Regard vers l’avenir
Le problème de la pauvreté durant la vieillesse est très réel. L’économie sudafricaine ne pourra pas financer le nombre croissant de personnes âgées et leur priorité sera donc les plus pauvres. De nombreuses personnes risquent donc de ne pas être protégées.
Le nombre de personnes âgées passera sans doute de 2 millions actuellement à 3 millions dans les douze années à venir, et l’augmentation la plus rapide aura lieu parmi les femmes de 85 ans et plus. Les réseaux familiaux qui traditionnellement prennent les personnes âgées en charge sont confrontés à l’urbanisation rapide et aux défis post-apartheid; ils sont donc soumis à d’énormes pressions. Il se peut qu’ils n’aient que peu ou pas de ressources pour fournir une aide adéquate aux vieilles gens, surtout aux plus frêles et aux déséquilibrés mentaux.
Cependant, seulement 5% de toutes les personnes âgées sont très frêles ou gravement malades. Les personnes âgées constituent donc un énorme potentiel peu utilisé dans notre pays.
Lumière, couleur et bruit
Le GH Starck Centre à Cape Town a ouvert ses portes en 1982: une réponse miraculeuse aux prières offertes dans le contexte décrit cidessus et les conséquences des déplacements forcés de communautés entières, à cause de la loi «Group Areas Act». Ce centre a vu le jour grâce à la vision et la générosité de feu George Henry Starck, d’origine britannique, mais qui s’était installé en Afrique du Sud.

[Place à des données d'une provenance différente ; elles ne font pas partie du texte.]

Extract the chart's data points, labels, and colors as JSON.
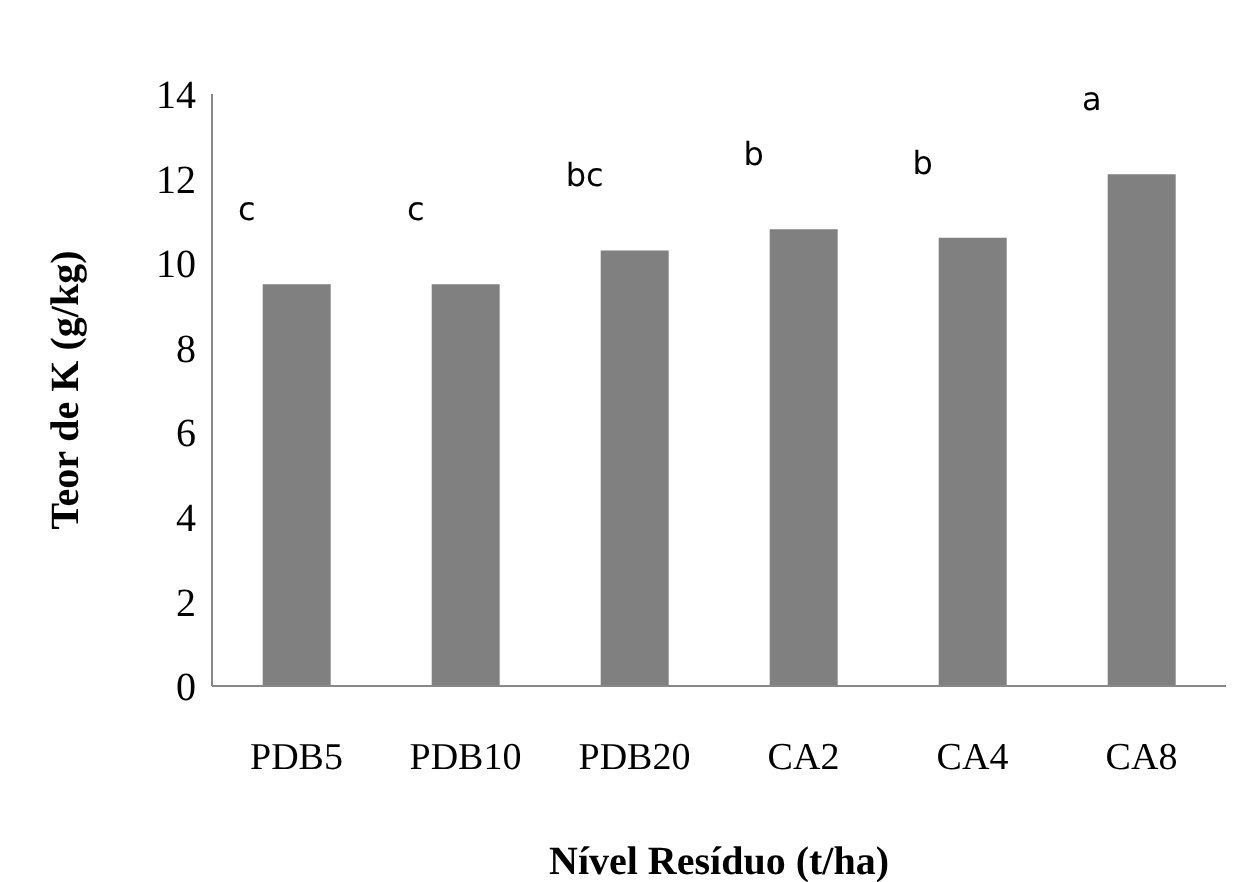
{
  "chart_data": {
    "type": "bar",
    "xlabel": "Nível Resíduo (t/ha)",
    "ylabel": "Teor de K (g/kg)",
    "categories": [
      "PDB5",
      "PDB10",
      "PDB20",
      "CA2",
      "CA4",
      "CA8"
    ],
    "values": [
      9.5,
      9.5,
      10.3,
      10.8,
      10.6,
      12.1
    ],
    "color": "#808080",
    "ylim": [
      0,
      14
    ],
    "yticks": [
      0,
      2,
      4,
      6,
      8,
      10,
      12,
      14
    ],
    "grid": false,
    "annotations": [
      "c",
      "c",
      "bc",
      "b",
      "b",
      "a"
    ]
  }
}
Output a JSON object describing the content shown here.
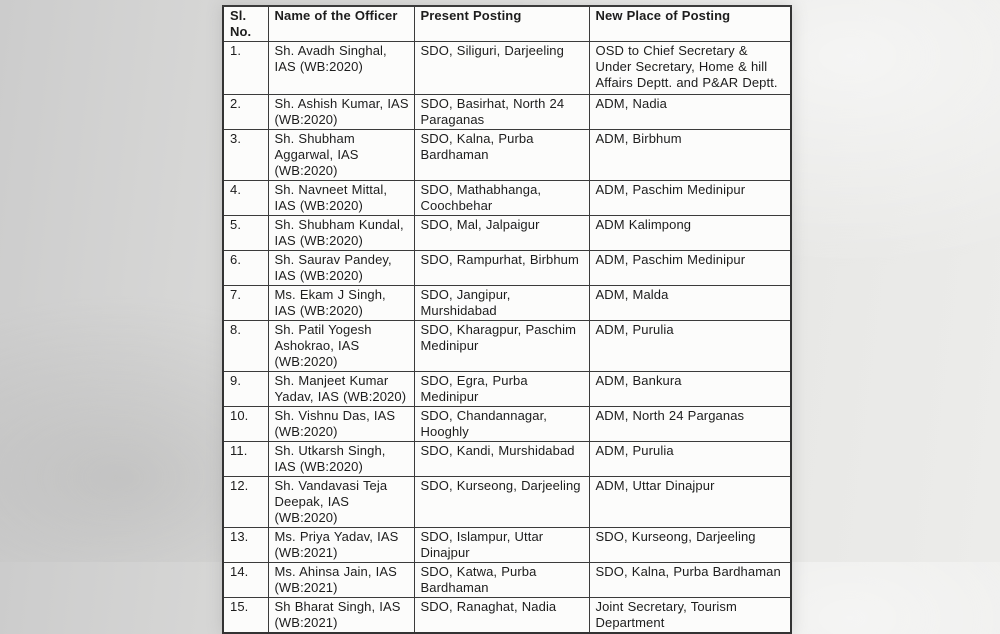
{
  "document": {
    "type": "scanned-transfer-posting-order-table",
    "paper_color": "#fcfcfb",
    "background_gray": "#d7d7d6",
    "border_color": "#3b3b3b",
    "text_color": "#1d1d1d"
  },
  "table": {
    "headers": [
      "Sl. No.",
      "Name of the Officer",
      "Present Posting",
      "New Place of Posting"
    ],
    "rows": [
      {
        "sl": "1.",
        "name": "Sh. Avadh Singhal, IAS (WB:2020)",
        "present": "SDO, Siliguri, Darjeeling",
        "new_posting": "OSD to Chief Secretary & Under Secretary, Home & hill Affairs Deptt. and P&AR Deptt."
      },
      {
        "sl": "2.",
        "name": "Sh. Ashish Kumar, IAS (WB:2020)",
        "present": "SDO, Basirhat, North 24 Paraganas",
        "new_posting": "ADM, Nadia"
      },
      {
        "sl": "3.",
        "name": "Sh. Shubham Aggarwal, IAS (WB:2020)",
        "present": "SDO, Kalna, Purba Bardhaman",
        "new_posting": "ADM, Birbhum"
      },
      {
        "sl": "4.",
        "name": "Sh. Navneet Mittal, IAS (WB:2020)",
        "present": "SDO, Mathabhanga, Coochbehar",
        "new_posting": "ADM, Paschim Medinipur"
      },
      {
        "sl": "5.",
        "name": "Sh. Shubham Kundal, IAS (WB:2020)",
        "present": "SDO, Mal, Jalpaigur",
        "new_posting": "ADM Kalimpong"
      },
      {
        "sl": "6.",
        "name": "Sh. Saurav Pandey, IAS (WB:2020)",
        "present": "SDO, Rampurhat, Birbhum",
        "new_posting": "ADM, Paschim Medinipur"
      },
      {
        "sl": "7.",
        "name": "Ms. Ekam J Singh, IAS (WB:2020)",
        "present": "SDO, Jangipur, Murshidabad",
        "new_posting": "ADM, Malda"
      },
      {
        "sl": "8.",
        "name": "Sh. Patil Yogesh Ashokrao, IAS (WB:2020)",
        "present": "SDO, Kharagpur, Paschim Medinipur",
        "new_posting": "ADM, Purulia"
      },
      {
        "sl": "9.",
        "name": "Sh. Manjeet Kumar Yadav, IAS (WB:2020)",
        "present": "SDO, Egra, Purba Medinipur",
        "new_posting": "ADM, Bankura"
      },
      {
        "sl": "10.",
        "name": "Sh. Vishnu Das, IAS (WB:2020)",
        "present": "SDO, Chandannagar, Hooghly",
        "new_posting": "ADM, North 24 Parganas"
      },
      {
        "sl": "11.",
        "name": "Sh. Utkarsh Singh, IAS (WB:2020)",
        "present": "SDO, Kandi, Murshidabad",
        "new_posting": "ADM, Purulia"
      },
      {
        "sl": "12.",
        "name": "Sh. Vandavasi Teja Deepak, IAS (WB:2020)",
        "present": "SDO, Kurseong, Darjeeling",
        "new_posting": "ADM, Uttar Dinajpur"
      },
      {
        "sl": "13.",
        "name": "Ms. Priya Yadav, IAS (WB:2021)",
        "present": "SDO, Islampur, Uttar Dinajpur",
        "new_posting": "SDO, Kurseong, Darjeeling"
      },
      {
        "sl": "14.",
        "name": "Ms. Ahinsa Jain, IAS (WB:2021)",
        "present": "SDO, Katwa, Purba Bardhaman",
        "new_posting": "SDO, Kalna, Purba Bardhaman"
      },
      {
        "sl": "15.",
        "name": "Sh Bharat Singh, IAS (WB:2021)",
        "present": "SDO, Ranaghat, Nadia",
        "new_posting": "Joint Secretary, Tourism Department"
      }
    ]
  }
}
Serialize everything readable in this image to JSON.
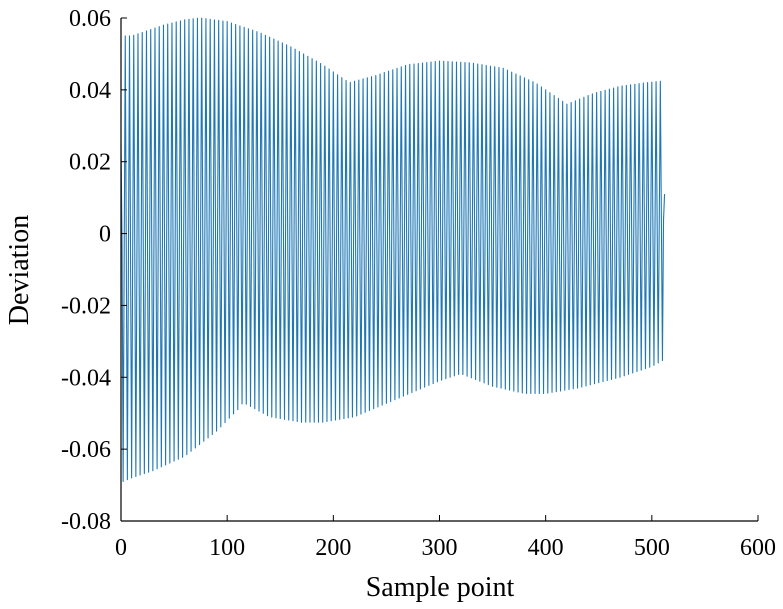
{
  "chart_data": {
    "type": "line",
    "title": "",
    "xlabel": "Sample point",
    "ylabel": "Deviation",
    "xlim": [
      0,
      600
    ],
    "ylim": [
      -0.08,
      0.06
    ],
    "xticks": [
      0,
      100,
      200,
      300,
      400,
      500,
      600
    ],
    "xtick_labels": [
      "0",
      "100",
      "200",
      "300",
      "400",
      "500",
      "600"
    ],
    "yticks": [
      -0.08,
      -0.06,
      -0.04,
      -0.02,
      0,
      0.02,
      0.04,
      0.06
    ],
    "ytick_labels": [
      "-0.08",
      "-0.06",
      "-0.04",
      "-0.02",
      "0",
      "0.02",
      "0.04",
      "0.06"
    ],
    "grid": false,
    "line_color": "#1f77b4",
    "series": [
      {
        "x_range": [
          0,
          512
        ],
        "points": 512,
        "samples_per_cycle": 4,
        "upper_envelope": {
          "x": [
            0,
            2,
            4,
            10,
            20,
            40,
            60,
            75,
            100,
            130,
            160,
            190,
            215,
            240,
            270,
            300,
            330,
            360,
            390,
            420,
            445,
            470,
            495,
            512
          ],
          "y": [
            0.025,
            0.057,
            0.055,
            0.055,
            0.056,
            0.058,
            0.0595,
            0.06,
            0.059,
            0.056,
            0.052,
            0.047,
            0.042,
            0.044,
            0.047,
            0.048,
            0.0475,
            0.046,
            0.042,
            0.036,
            0.039,
            0.041,
            0.042,
            0.0425
          ]
        },
        "lower_envelope": {
          "x": [
            0,
            2,
            10,
            30,
            60,
            90,
            110,
            115,
            140,
            170,
            190,
            220,
            260,
            300,
            320,
            350,
            380,
            400,
            430,
            470,
            500,
            512
          ],
          "y": [
            -0.025,
            -0.069,
            -0.068,
            -0.066,
            -0.062,
            -0.055,
            -0.049,
            -0.047,
            -0.051,
            -0.0525,
            -0.0525,
            -0.051,
            -0.046,
            -0.041,
            -0.039,
            -0.0425,
            -0.0445,
            -0.0445,
            -0.043,
            -0.04,
            -0.037,
            -0.035
          ]
        },
        "last_value": 0.011
      }
    ]
  }
}
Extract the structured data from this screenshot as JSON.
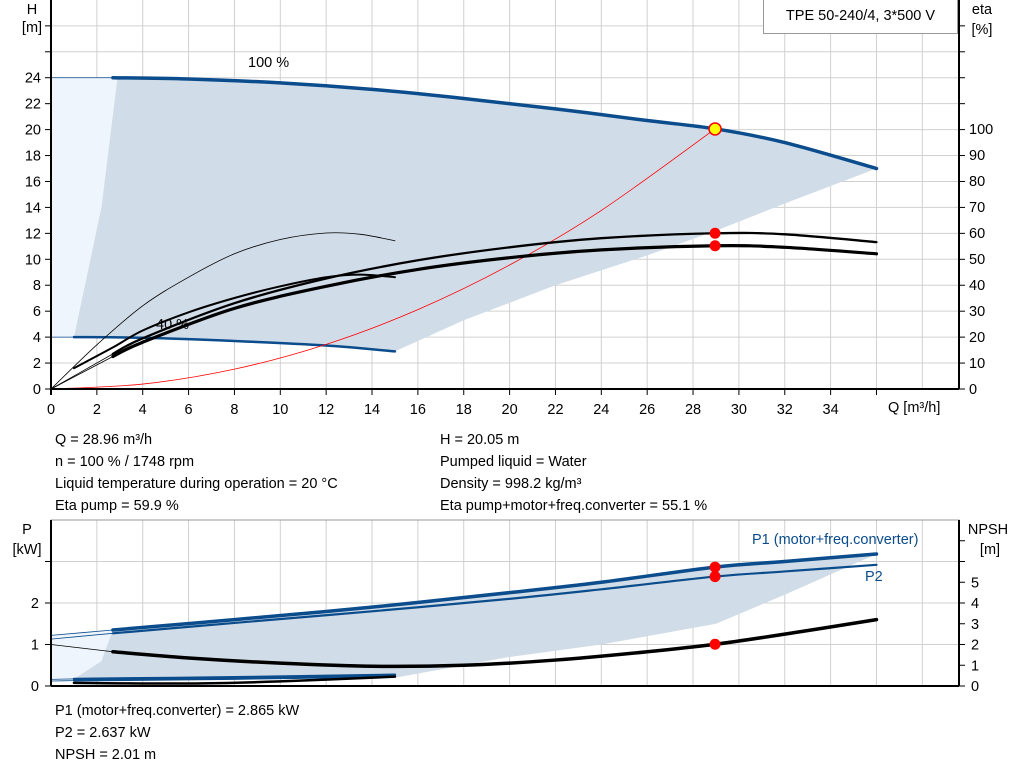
{
  "title": "TPE 50-240/4, 3*500 V",
  "colors": {
    "curve_blue": "#0b4c8c",
    "area_dark": "#d0dce8",
    "area_light": "#eef5fc",
    "grid": "#d0d0d0",
    "duty_point": "#ff0000",
    "duty_point_fill_main": "#ffff00",
    "system_curve": "#ff0000"
  },
  "info_top_left": [
    "Q = 28.96 m³/h",
    "n = 100 % / 1748 rpm",
    "Liquid temperature during operation = 20 °C",
    "Eta pump = 59.9 %"
  ],
  "info_top_right": [
    "H = 20.05 m",
    "Pumped liquid = Water",
    "Density = 998.2 kg/m³",
    "Eta pump+motor+freq.converter = 55.1 %"
  ],
  "info_bottom": [
    "P1 (motor+freq.converter) = 2.865 kW",
    "P2 = 2.637 kW",
    "NPSH = 2.01 m"
  ],
  "chart_data": [
    {
      "type": "line",
      "title": "TPE 50-240/4, 3*500 V",
      "xlabel": "Q [m³/h]",
      "ylabel_left": [
        "H",
        "[m]"
      ],
      "ylabel_right": [
        "eta",
        "[%]"
      ],
      "xlim": [
        0,
        38
      ],
      "ylim_left": [
        0,
        30
      ],
      "ylim_right_eta": [
        0,
        115
      ],
      "x_ticks": [
        "0",
        "2",
        "4",
        "6",
        "8",
        "10",
        "12",
        "14",
        "16",
        "18",
        "20",
        "22",
        "24",
        "26",
        "28",
        "30",
        "32",
        "34"
      ],
      "y_ticks_left": [
        "0",
        "2",
        "4",
        "6",
        "8",
        "10",
        "12",
        "14",
        "16",
        "18",
        "20",
        "22",
        "24"
      ],
      "y_ticks_right": [
        "0",
        "10",
        "20",
        "30",
        "40",
        "50",
        "60",
        "70",
        "80",
        "90",
        "100"
      ],
      "grid": true,
      "annotations": [
        "100 %",
        "40 %"
      ],
      "series": [
        {
          "label": "H 100 %",
          "axis": "left",
          "points": [
            [
              2.7,
              24
            ],
            [
              6,
              23.9
            ],
            [
              10,
              23.6
            ],
            [
              14,
              23.1
            ],
            [
              18,
              22.4
            ],
            [
              22,
              21.6
            ],
            [
              26,
              20.7
            ],
            [
              29,
              20.05
            ],
            [
              32,
              19
            ],
            [
              36,
              17
            ]
          ],
          "lead_in": [
            [
              0,
              24
            ],
            [
              2.7,
              24
            ]
          ]
        },
        {
          "label": "H 40 %",
          "axis": "left",
          "points": [
            [
              1,
              4
            ],
            [
              4,
              3.95
            ],
            [
              8,
              3.7
            ],
            [
              12,
              3.35
            ],
            [
              15,
              2.9
            ]
          ],
          "lead_in": [
            [
              0,
              4
            ],
            [
              1,
              4
            ]
          ]
        },
        {
          "label": "System curve",
          "axis": "left",
          "points": [
            [
              0,
              0
            ],
            [
              4,
              0.38
            ],
            [
              8,
              1.53
            ],
            [
              12,
              3.44
            ],
            [
              16,
              6.12
            ],
            [
              20,
              9.56
            ],
            [
              24,
              13.77
            ],
            [
              28.96,
              20.05
            ]
          ]
        },
        {
          "label": "Eta pump 40 %",
          "axis": "right",
          "points": [
            [
              0,
              0
            ],
            [
              2,
              17
            ],
            [
              4,
              32
            ],
            [
              6,
              43
            ],
            [
              8,
              52
            ],
            [
              10,
              57.5
            ],
            [
              12,
              60
            ],
            [
              13.5,
              59.5
            ],
            [
              15,
              57
            ]
          ]
        },
        {
          "label": "Eta pump+motor 40 %",
          "axis": "right",
          "points": [
            [
              1,
              8
            ],
            [
              2.7,
              16
            ],
            [
              4,
              22.5
            ],
            [
              6,
              29.5
            ],
            [
              8,
              35
            ],
            [
              10,
              39.5
            ],
            [
              12,
              43
            ],
            [
              13.5,
              44
            ],
            [
              15,
              43
            ]
          ]
        },
        {
          "label": "Eta pump",
          "axis": "right",
          "points": [
            [
              2.7,
              13.5
            ],
            [
              4,
              19.5
            ],
            [
              8,
              33
            ],
            [
              12,
              42.5
            ],
            [
              16,
              49.5
            ],
            [
              20,
              54.5
            ],
            [
              24,
              58
            ],
            [
              28.96,
              59.9
            ],
            [
              32,
              59.5
            ],
            [
              36,
              56.5
            ]
          ],
          "lead_in": [
            [
              0,
              0
            ],
            [
              2.7,
              13.5
            ]
          ]
        },
        {
          "label": "Eta pump+motor+freq.converter",
          "axis": "right",
          "points": [
            [
              2.7,
              12.5
            ],
            [
              4,
              18
            ],
            [
              8,
              31
            ],
            [
              12,
              39.5
            ],
            [
              16,
              46
            ],
            [
              20,
              50.5
            ],
            [
              24,
              53.5
            ],
            [
              28.96,
              55.1
            ],
            [
              32,
              54.5
            ],
            [
              36,
              52
            ]
          ],
          "lead_in": [
            [
              0,
              0
            ],
            [
              2.7,
              12.5
            ]
          ]
        }
      ],
      "area_lower_boundary": [
        [
          36,
          17
        ],
        [
          32,
          14.3
        ],
        [
          29,
          12.2
        ],
        [
          26,
          10.3
        ],
        [
          22,
          8
        ],
        [
          18,
          5.3
        ],
        [
          15,
          2.9
        ]
      ],
      "area_left_boundary": [
        [
          2.9,
          24
        ],
        [
          2.2,
          14
        ],
        [
          1,
          4
        ]
      ],
      "duty_points": [
        {
          "q": 28.96,
          "h": 20.05
        },
        {
          "q": 28.96,
          "eta": 59.9
        },
        {
          "q": 28.96,
          "eta": 55.1
        }
      ]
    },
    {
      "type": "line",
      "ylabel_left": [
        "P",
        "[kW]"
      ],
      "ylabel_right": [
        "NPSH",
        "[m]"
      ],
      "xlim": [
        0,
        38
      ],
      "ylim_left": [
        0,
        4
      ],
      "ylim_right": [
        0,
        8
      ],
      "y_ticks_left": [
        "0",
        "1",
        "2"
      ],
      "y_ticks_right": [
        "0",
        "1",
        "2",
        "3",
        "4",
        "5"
      ],
      "grid": true,
      "series_labels": [
        "P1 (motor+freq.converter)",
        "P2"
      ],
      "series": [
        {
          "label": "P1 (motor+freq.converter)",
          "axis": "left",
          "points": [
            [
              2.7,
              1.35
            ],
            [
              8,
              1.6
            ],
            [
              14,
              1.9
            ],
            [
              20,
              2.25
            ],
            [
              24,
              2.5
            ],
            [
              28.96,
              2.865
            ],
            [
              32,
              3.0
            ],
            [
              36,
              3.18
            ]
          ],
          "lead_in": [
            [
              0,
              1.22
            ],
            [
              2.7,
              1.35
            ]
          ]
        },
        {
          "label": "P2",
          "axis": "left",
          "points": [
            [
              2.7,
              1.27
            ],
            [
              8,
              1.52
            ],
            [
              14,
              1.8
            ],
            [
              20,
              2.1
            ],
            [
              24,
              2.33
            ],
            [
              28.96,
              2.637
            ],
            [
              32,
              2.76
            ],
            [
              36,
              2.92
            ]
          ],
          "lead_in": [
            [
              0,
              1.13
            ],
            [
              2.7,
              1.27
            ]
          ]
        },
        {
          "label": "NPSH",
          "axis": "right",
          "points": [
            [
              2.7,
              1.65
            ],
            [
              6,
              1.35
            ],
            [
              10,
              1.1
            ],
            [
              14,
              0.95
            ],
            [
              18,
              1.0
            ],
            [
              22,
              1.25
            ],
            [
              26,
              1.65
            ],
            [
              28.96,
              2.01
            ],
            [
              32,
              2.5
            ],
            [
              36,
              3.2
            ]
          ],
          "lead_in": [
            [
              0,
              2.0
            ],
            [
              2.7,
              1.65
            ]
          ]
        },
        {
          "label": "P1 40 %",
          "axis": "left",
          "points": [
            [
              1,
              0.17
            ],
            [
              8,
              0.21
            ],
            [
              15,
              0.27
            ]
          ],
          "lead_in": [
            [
              0,
              0.16
            ],
            [
              1,
              0.17
            ]
          ]
        },
        {
          "label": "P2 40 %",
          "axis": "left",
          "points": [
            [
              1,
              0.13
            ],
            [
              8,
              0.17
            ],
            [
              15,
              0.23
            ]
          ],
          "lead_in": [
            [
              0,
              0.12
            ],
            [
              1,
              0.13
            ]
          ]
        },
        {
          "label": "NPSH 40 %",
          "axis": "right",
          "points": [
            [
              1,
              0.15
            ],
            [
              6,
              0.12
            ],
            [
              10,
              0.22
            ],
            [
              15,
              0.45
            ]
          ]
        }
      ],
      "area_lower_boundary": [
        [
          36,
          2.9
        ],
        [
          32,
          2.2
        ],
        [
          29,
          1.5
        ],
        [
          24,
          1.0
        ],
        [
          20,
          0.7
        ],
        [
          15,
          0.2
        ]
      ],
      "duty_points": [
        {
          "q": 28.96,
          "p": 2.865
        },
        {
          "q": 28.96,
          "p": 2.637
        },
        {
          "q": 28.96,
          "npsh": 2.01
        }
      ]
    }
  ]
}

Nous pouvons accueillir jusqu’à 52 personnes âgées. Nous opérons un système familial parmi nos résidents, divisés en groupes familiaux d’environ dix personnes. Chaque famille a une matrone qui habite avec elle et qui est responsable de chacun des membres. Les matrones sont des femmes ordinaires faisant partie de la communauté.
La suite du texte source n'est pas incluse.